Viandante sul mare di nebbia, Caspar D.F. | |
Anche per Agostino Dio è trascendente ed extra animam, per usare l’espressione tomista. Anche per Tommaso Dio abita nell’anima. Ma quello che né Agostino né Tommaso concederanno mai è che la ragione abbia la presunzione folle di considerare Dio come un’idea della ragione.
Per loro, come per ogni uomo ragionevole, soprattutto se credente, Dio è il creatore della ragione e non è la ragione che crea Dio.
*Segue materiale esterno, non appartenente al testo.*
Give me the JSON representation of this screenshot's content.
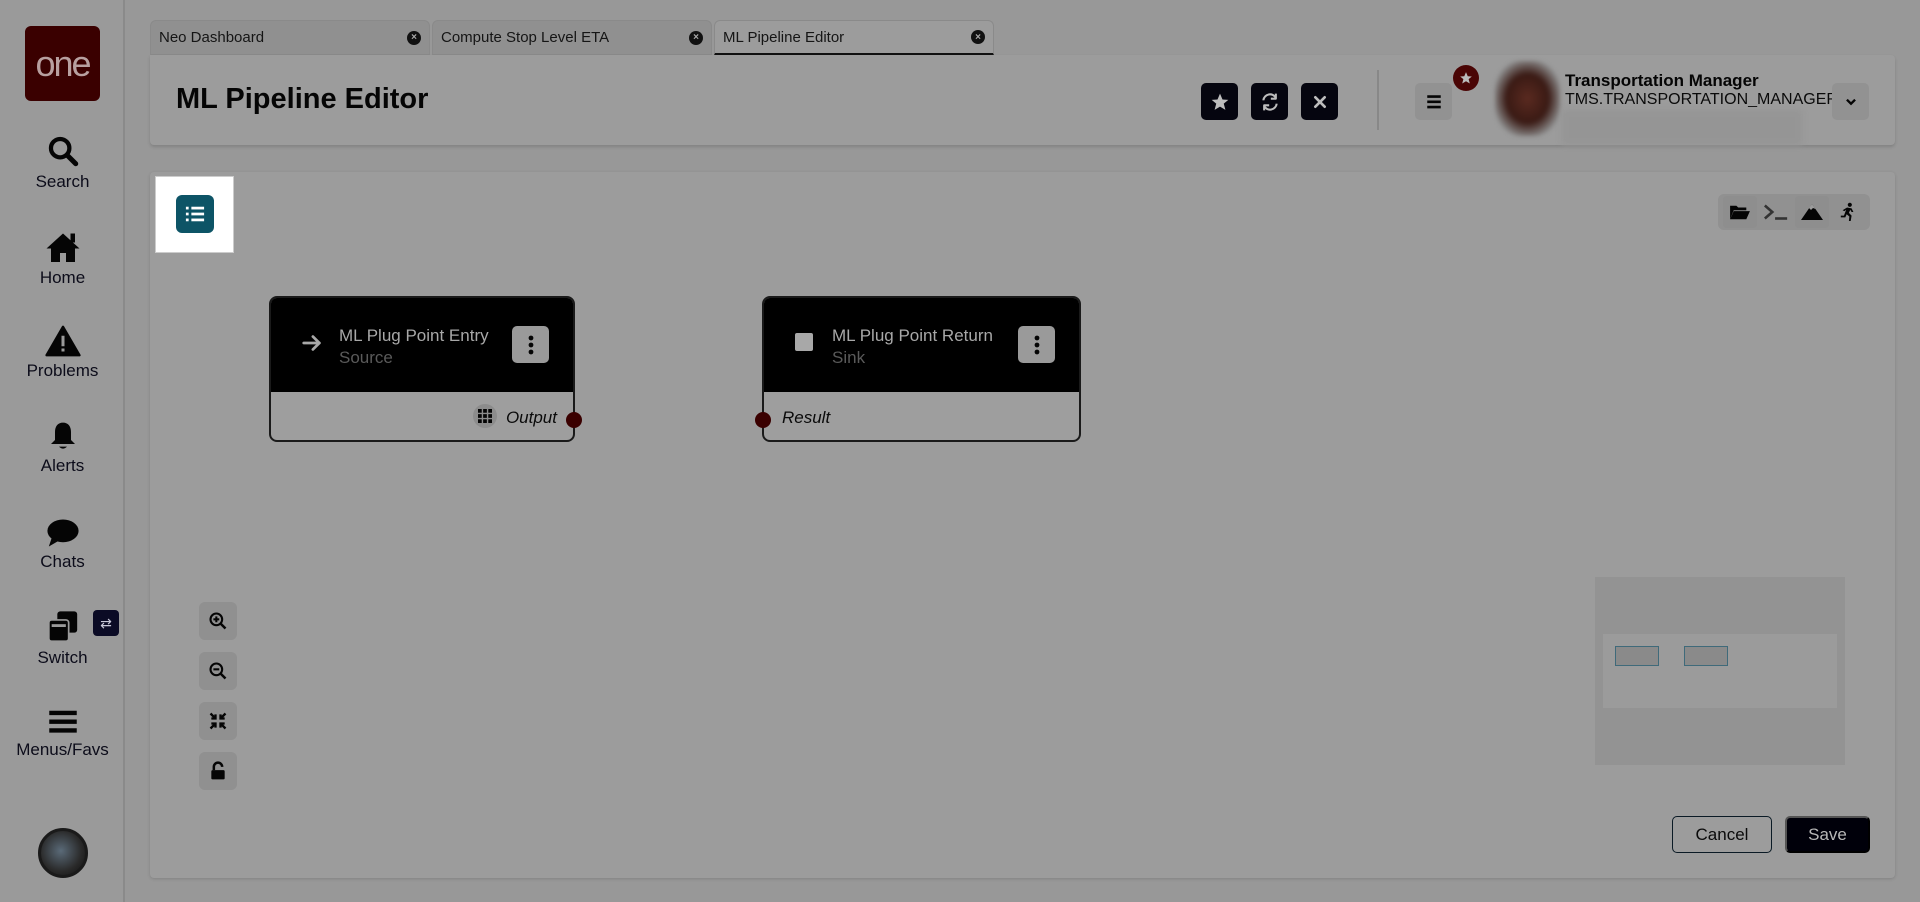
{
  "sidebar": {
    "logo_text": "one",
    "items": [
      {
        "label": "Search",
        "icon": "search-icon"
      },
      {
        "label": "Home",
        "icon": "home-icon"
      },
      {
        "label": "Problems",
        "icon": "warning-icon"
      },
      {
        "label": "Alerts",
        "icon": "bell-icon"
      },
      {
        "label": "Chats",
        "icon": "chat-icon"
      },
      {
        "label": "Switch",
        "icon": "switch-icon"
      },
      {
        "label": "Menus/Favs",
        "icon": "hamburger-icon"
      }
    ],
    "switch_badge": "⇄"
  },
  "tabs": [
    {
      "label": "Neo Dashboard",
      "active": false
    },
    {
      "label": "Compute Stop Level ETA",
      "active": false
    },
    {
      "label": "ML Pipeline Editor",
      "active": true
    }
  ],
  "header": {
    "title": "ML Pipeline Editor",
    "actions": [
      "favorite",
      "refresh",
      "close"
    ],
    "user": {
      "name": "Transportation Manager",
      "role": "TMS.TRANSPORTATION_MANAGER"
    }
  },
  "canvas": {
    "toolbar": [
      "open-folder",
      "console",
      "mountain",
      "run"
    ],
    "nodes": [
      {
        "title": "ML Plug Point Entry",
        "subtitle": "Source",
        "port_label": "Output",
        "port_side": "right"
      },
      {
        "title": "ML Plug Point Return",
        "subtitle": "Sink",
        "port_label": "Result",
        "port_side": "left"
      }
    ],
    "zoom_controls": [
      "zoom-in",
      "zoom-out",
      "fit-view",
      "unlock"
    ]
  },
  "footer": {
    "cancel_label": "Cancel",
    "save_label": "Save"
  },
  "colors": {
    "accent_teal": "#0d5466",
    "logo_bg": "#3a0000",
    "port": "#3a0000"
  }
}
Su questo punto fra Agostino e Tommaso da una parte e Kant dall’altra c’è un abisso, così come c’è un abisso fra il razionale e l’assurdo.
L’intelletto giunge, dopo aver applicato il principio di causalità, alla certezza dell’esistenza di Dio, perchè l’intelletto, alla conclusione del ragionamento, si ferma nella luce e nella pace davanti a Dio. Ananke stenai, bisogna fermarsi, come già diceva Aristotele. Quando si è arrivati alla cima della montagna, ci si ferma ammirati del paesaggio stupendo. Ma il povero Kant cammina, cammina, prova e riprova, non trova mai l’ubi consistam, perché non è mai certo di essere arrivato alla cima, ma ne fa solo l’ipotesi.